Unwinding
Everything is lined up. The temperature at the moment sits at 62 degrees fahrenheit, and it is sure to go up in the southland - triple digits. The morning air as cool as it is helps to bring coolness inside. Today is Saturday.
After our meal at a Korean restaurant I have never tried before, my friend talked about all the things that have happened in life since our last in-person contact. The evening was such a special visit to a time and place that is now long gone. Good food, good setting, good energy between the two of us. Like so many, the pandemic had its impact on my friend, who had to be isolated for three weeks because of her body's immune system's sensitivity. Where did it come from? No one she knew was positive with the virus, she had not moved into big crowded spaces. Maybe the little thing that wants what we all want – to live - has morphed into ubiquity?
We were unwinding the stories that have been swirling in the community, the world of politics, the experiences we have had over the time since we last saw each other - and it was beautiful to revisit those times. We reminded each other of things, caught up with our stories of the pandemic and families, and ended up landing on a heavy topic that both of us are engaged with today: reparations, repairing relations. This is the kind of conversation you can only have with a trusted friend, a caring individual who sees the complexity in today's living - she is one of those who can enter this space and join in thinking about what needs to happen next.

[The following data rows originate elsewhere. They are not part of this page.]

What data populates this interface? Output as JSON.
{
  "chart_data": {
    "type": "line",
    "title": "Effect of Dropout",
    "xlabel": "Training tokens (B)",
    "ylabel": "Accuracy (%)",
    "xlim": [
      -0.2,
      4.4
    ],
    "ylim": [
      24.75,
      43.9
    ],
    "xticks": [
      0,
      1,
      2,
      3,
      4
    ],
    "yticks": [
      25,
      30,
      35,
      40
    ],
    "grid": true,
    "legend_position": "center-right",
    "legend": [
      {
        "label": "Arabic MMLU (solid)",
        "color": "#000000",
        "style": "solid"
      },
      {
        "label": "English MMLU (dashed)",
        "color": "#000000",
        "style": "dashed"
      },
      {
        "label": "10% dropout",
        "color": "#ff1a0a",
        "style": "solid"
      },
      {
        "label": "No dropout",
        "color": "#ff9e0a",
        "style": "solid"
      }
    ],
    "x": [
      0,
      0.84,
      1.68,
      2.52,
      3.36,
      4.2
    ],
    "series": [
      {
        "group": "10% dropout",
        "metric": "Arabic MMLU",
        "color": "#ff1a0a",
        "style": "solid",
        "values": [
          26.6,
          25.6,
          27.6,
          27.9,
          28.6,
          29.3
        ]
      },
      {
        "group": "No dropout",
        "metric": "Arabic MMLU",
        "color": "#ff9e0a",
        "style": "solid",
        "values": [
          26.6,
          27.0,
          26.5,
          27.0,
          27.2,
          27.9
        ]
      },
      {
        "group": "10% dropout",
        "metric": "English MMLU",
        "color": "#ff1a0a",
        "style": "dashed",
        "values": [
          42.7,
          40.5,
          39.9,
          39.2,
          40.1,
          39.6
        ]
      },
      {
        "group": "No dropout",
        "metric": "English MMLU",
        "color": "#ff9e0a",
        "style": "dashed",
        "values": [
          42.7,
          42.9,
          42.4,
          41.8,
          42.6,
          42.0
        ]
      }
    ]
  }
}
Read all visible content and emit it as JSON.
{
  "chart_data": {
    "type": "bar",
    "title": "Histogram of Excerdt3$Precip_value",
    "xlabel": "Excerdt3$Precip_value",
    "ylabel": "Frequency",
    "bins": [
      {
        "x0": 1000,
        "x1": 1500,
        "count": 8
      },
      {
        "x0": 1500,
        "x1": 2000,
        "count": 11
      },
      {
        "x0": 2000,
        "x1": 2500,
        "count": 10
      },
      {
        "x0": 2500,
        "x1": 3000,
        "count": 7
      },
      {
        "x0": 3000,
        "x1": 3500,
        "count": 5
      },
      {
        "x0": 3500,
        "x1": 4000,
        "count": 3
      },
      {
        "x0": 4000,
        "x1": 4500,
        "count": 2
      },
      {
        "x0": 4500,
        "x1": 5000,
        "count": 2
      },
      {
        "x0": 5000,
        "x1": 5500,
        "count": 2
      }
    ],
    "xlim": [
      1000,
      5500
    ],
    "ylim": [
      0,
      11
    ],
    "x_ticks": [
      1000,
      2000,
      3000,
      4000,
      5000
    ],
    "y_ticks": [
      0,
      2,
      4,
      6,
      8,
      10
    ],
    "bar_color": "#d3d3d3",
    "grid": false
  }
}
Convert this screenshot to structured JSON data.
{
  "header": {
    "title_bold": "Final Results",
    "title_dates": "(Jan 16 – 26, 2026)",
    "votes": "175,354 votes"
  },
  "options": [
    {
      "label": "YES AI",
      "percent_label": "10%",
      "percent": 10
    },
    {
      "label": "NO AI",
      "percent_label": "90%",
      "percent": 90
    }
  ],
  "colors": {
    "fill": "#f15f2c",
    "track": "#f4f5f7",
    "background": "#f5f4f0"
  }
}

There are so many events that require our attention and that we should be correcting today - Black Californians are taking the first step, and there are other people seeking to repair, including First Nation people, Korean women brought into sex enslavement during war, Filipinos and Mexican people who are among those who were forced out of homes in L.A., today's Palm Springs, and many other parts of the southland due to restrictive covenants. Their stories of displacement are just now being revealed and understood in relation to the role that individuals, the old laws, and governments played.
To unwind all of it can be overwhelming so, the approach for the individual has to remain where it has always been - to be open to first learning, then sharing stories, then noticing where the heart begins to beat deeply, then recognizing the things one has capacity to do, and act. Even if the act is to engage others to raise the questions and impacts, or to seek another point of view to learn, or to make a gesture of contributing to change in some way. It is all one big unwinding - life, living, and then departing. At the end of the time one has, the spiral that started as you, turns into a straight line, releasing all that has been held inside.